The museum image in his memory gave him inspiration to push for art projects in combination with his flourishing business. The sculpture park in front of the Shinsegae department store now displays some world-famous works of art, including Damien Hirst’s “Charity” girl statue, Armand Fernandez’s “Millions of Miles” and Kohei Nawa’s “Manifold.”

He began to buy artworks out of pure art motifs, unlike other rich art collectors in Korea who make purchases as a means of investment. His decisions were spontaneous, depending on whether or not he liked the work.

“Then I began to feel people were looking down on me because I had little knowledge about art,” he said.

The next thing he did was to memorize what was written in contemporary art books. He says he still likes “picture books” that show pictures of artworks together with artists’ simple explanations.

He reached ARTnews’ list of the world’s top 200 art collectors for seven years in a row. His purchase of artworks has had a clear impact on the international art scene, as he owns many works of the British Young Artists next to Charles Saatchi and works of the German Leipzig School.

Of some 3,700 pieces of works, some will be showcased at his museum scheduled to open this fall.

In 1999, he took a step further and started to create art on his own. He has painted and used everyday objects to create installations and even sculptures under the nickname “CI Kim.” Drawing from images of his favorite artworks, he creates works that share some characteristics of the world’s famous artists. Like Marcel Duchamp, he collects objects that are meaningful to him. Sometimes, the use of objects is as creative as that of artists.
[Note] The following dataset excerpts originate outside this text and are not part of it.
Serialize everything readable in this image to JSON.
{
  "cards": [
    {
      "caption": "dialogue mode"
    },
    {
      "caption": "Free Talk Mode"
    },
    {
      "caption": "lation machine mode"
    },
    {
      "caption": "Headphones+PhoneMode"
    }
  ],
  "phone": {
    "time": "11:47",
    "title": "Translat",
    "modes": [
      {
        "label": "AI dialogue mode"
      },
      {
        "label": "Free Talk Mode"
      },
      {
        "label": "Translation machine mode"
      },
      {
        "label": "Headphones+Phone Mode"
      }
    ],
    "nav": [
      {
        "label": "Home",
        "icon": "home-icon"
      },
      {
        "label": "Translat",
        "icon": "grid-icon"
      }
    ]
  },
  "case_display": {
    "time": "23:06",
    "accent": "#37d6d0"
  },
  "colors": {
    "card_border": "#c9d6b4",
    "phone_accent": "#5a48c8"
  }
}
He throws ripe persimmons and tomatoes onto painted canvases and watches them rot.

His experiments with art also reflect his spontaneous personality and quick decision-making in business. “I am not a rational person. Many of my decisions are made with instinct and a hunch. If I have an idea, I turn it into an action right away,” Kim said.

When he decided to buy the historic Space building, it took an hour and a half to reach the final decision. Though it might seem superficial, he said, his intensive meditation and energy are the sources of his accurate hunch.

Kim’s next step is to test the power of art that he kept to himself and share it with the public. The first project will be unveiled this fall, in time for the opening of the Arario Museum in Space in Seoul. Kim will renovate long-neglected buildings, display artworks there and see how art transforms the abandoned place and their neighborhood.

The second project is opening a museum in Jeju, which is part of his journey to explore the meaning of art and beauty.

“I thought very deeply about the meaning of art and its beauty, and my answer is, art should have soul and sentiment,” Kim said.